I scratch my fingertips on the staple in the middle of a naked centrefold’s stomach.
I dream of victory.
The Captain always tells me – Brandon, you spend too long alone. You should socialise more. But I do socialise!
With myself. With my books. With my fingertips. With my tongue. With my secret stash of porn. These are my companions.

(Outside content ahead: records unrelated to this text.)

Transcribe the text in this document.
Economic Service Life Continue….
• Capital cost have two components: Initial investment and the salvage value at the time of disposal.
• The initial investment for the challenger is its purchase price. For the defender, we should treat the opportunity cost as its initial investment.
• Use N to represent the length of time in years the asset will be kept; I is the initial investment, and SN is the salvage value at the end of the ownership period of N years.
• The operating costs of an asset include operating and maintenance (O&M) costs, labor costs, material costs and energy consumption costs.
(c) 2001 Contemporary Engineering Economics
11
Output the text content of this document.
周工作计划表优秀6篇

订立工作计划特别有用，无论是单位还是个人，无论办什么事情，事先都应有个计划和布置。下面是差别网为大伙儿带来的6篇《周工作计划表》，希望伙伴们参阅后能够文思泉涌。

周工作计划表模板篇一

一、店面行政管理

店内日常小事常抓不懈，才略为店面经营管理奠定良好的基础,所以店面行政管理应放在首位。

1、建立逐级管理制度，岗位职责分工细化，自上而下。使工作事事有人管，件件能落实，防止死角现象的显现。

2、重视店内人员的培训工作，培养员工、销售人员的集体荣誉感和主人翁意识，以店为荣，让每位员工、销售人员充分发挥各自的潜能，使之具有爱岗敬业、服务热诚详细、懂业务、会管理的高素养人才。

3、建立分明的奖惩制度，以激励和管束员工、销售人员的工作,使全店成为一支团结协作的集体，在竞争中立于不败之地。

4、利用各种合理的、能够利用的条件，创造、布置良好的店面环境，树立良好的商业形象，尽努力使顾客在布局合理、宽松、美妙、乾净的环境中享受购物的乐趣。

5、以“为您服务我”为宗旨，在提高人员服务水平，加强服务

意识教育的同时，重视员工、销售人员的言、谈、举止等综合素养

The buzzer rings. “Brandon, to the bridge,” the Captain calmly says.
The enemy flight has caught up with us. We are about to be attacked.
I rub my crotch, I sniff my cigarette, I suck my acid tab, I let my eyes linger on the centrefold’s gorgeous pudendum.
Then I pull myself back into the present moment. I press a button and my door slides open. I hurry into the corridor.
It’s time for war.
Flanagan
Brandon appears on the bridge, pale and sweaty. “Hello,” I say to him, quietly and gently.
“Hello,” he smiles back, timidly. It’s almost four months since he has spoken to any of us. In that time, the rest of us have partied, trained together, discussed literature and art and life and gossiped about long ago lost loves. But Brandon has kept away from us, locked in his cabin cell. But we don’t mind. It’s his way.
Now I need him, and his navigational and cosmological skills. “Have we reached our destination?” he asks. I nod. He looks relieved. “And are we doing that thing we, um, do?” he mutters. I nod again. He looks even more relieved.
He sits, and takes the controls. “Steady as she goes,” I say. Brandon jerks the ship sharply to port, then sharply to starboard. We veer and lurch from side to side and eventually resume our forward direction. His little joke. It never palls.